Foto: Odan Jaegem, Pato Branco, Brasil. Behance

“Dizem que o diabo veio nos barcos dos europeus
Desde então o povo esqueceu
Que entre os meus, todo mundo era Deus” (Emicida)

Desde a primeira vez que ouvi esse verso, fui impactado pelas verdades proféticas ali contidas. O rap, na voz de Emicida, ganha uma força ancestral e espiritual própria da cultura africana, capaz de influenciar a todos e todas que deixam ser tocadas por esse ritmo e letra. Mas, cito essa frase para falar de uma outra cultura também matricial e de extrema importância para a formação do povo brasileiro: os indígenas.

Muitas são as tribos, os povos, as origens, os costumes, os acessos ao Sagrado desse povo originário. Sendo impossível, portanto, generaliza-los como se houvesse uma única cultura, um único estereótipo ou arquétipo possível do ser indígena. Desde sua origem, o sistema colonizador estabelecido também pela educação catequética europeia em solo brasileiro, contribui com a alienação e descaracterização dos povos pré-brasileiros que já habitavam essa terra.

Não se pretende aqui a construção historiográfica, mas algumas considerações sobre como o processo de aculturação linguística e evangelização pode ter contribuído para a perda de identidades ancestrais e a construção de paradigmas de fé e espiritualidade violentas para um povo não cristão e que depois, pelo processo colonial, vai se torna brasileiro e cristão.

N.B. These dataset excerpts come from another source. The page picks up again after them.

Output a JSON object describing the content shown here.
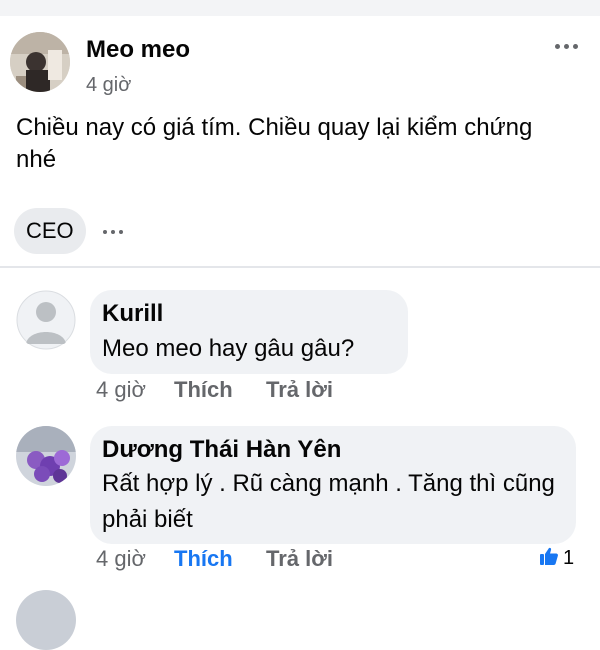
{
  "post": {
    "author": "Meo meo",
    "time": "4 giờ",
    "text": "Chiều nay có giá tím. Chiều quay lại kiểm chứng nhé",
    "tag": "CEO",
    "more_icon": "ellipsis-icon"
  },
  "comments": [
    {
      "author": "Kurill",
      "text": "Meo meo hay gâu gâu?",
      "time": "4 giờ",
      "like_label": "Thích",
      "reply_label": "Trả lời",
      "liked": false
    },
    {
      "author": "Dương Thái Hàn Yên",
      "text": "Rất hợp lý . Rũ càng mạnh . Tăng thì cũng phải biết",
      "time": "4 giờ",
      "like_label": "Thích",
      "reply_label": "Trả lời",
      "liked": true,
      "reaction_count": "1"
    }
  ],
  "colors": {
    "accent": "#1877f2",
    "secondary_text": "#65676b",
    "bubble": "#f0f2f5"
  }
}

Começo citando Alfredo Bosi, que no livro Dialética da Colonização, no capítulo “Anchieta ou as flechas opostas do sagrado”, constrói a ideia de que a aculturação linguística proposta por Anchieta em seus contos, poesias e peças teatrais, traz, através desse processo de colonização, marcas profundas no ethos indígena. Nas palavras de Bosi “O projeto de transpor para a fala do índio a mensagem católica demandava um esforço de penetrar no imaginário do outro”.

O empenho desse primeiro missionário europeu é um grande exercício de tradução de si, de suas verdades, de sua língua, de sua cultura e cosmovisão, na busca de condenar, negar e invadir o “imaginário do outro”. Anchieta, em suas traduções religiosas para as línguas nativas (tupi), num processo de extrema violência, enxerta na construção simbólica e linguística dos povos indígenas novas palavras, significados e reflexões de um mundo ocidental e europeu.

Anchieta constrói um novo vocabulário e, quando não estupra a “gramática tupi” com palavras de sua própria língua, cria suas correspondências como Pai-guaçu, para Bispo, Tupansy, para Nossa Senhora (mãe de Tupã), Tupãretama, para reino de Deus, Anhanga, para Demônio, entre muitas outras. Através da imposição arbitrária dessa “teofagia” linguística/europeia e suas correspondências absurdas e violentas para com outra organização espiritual e social, cria-se uma nova forma de conceber o sagrado, principalmente para o indígena. Como, então, conceber a “equação Tupã-Deus judeu-cristão”? Isso tudo nada mais é que um tipo de sincretismo compulsório e hostil da língua e da espiritualidade.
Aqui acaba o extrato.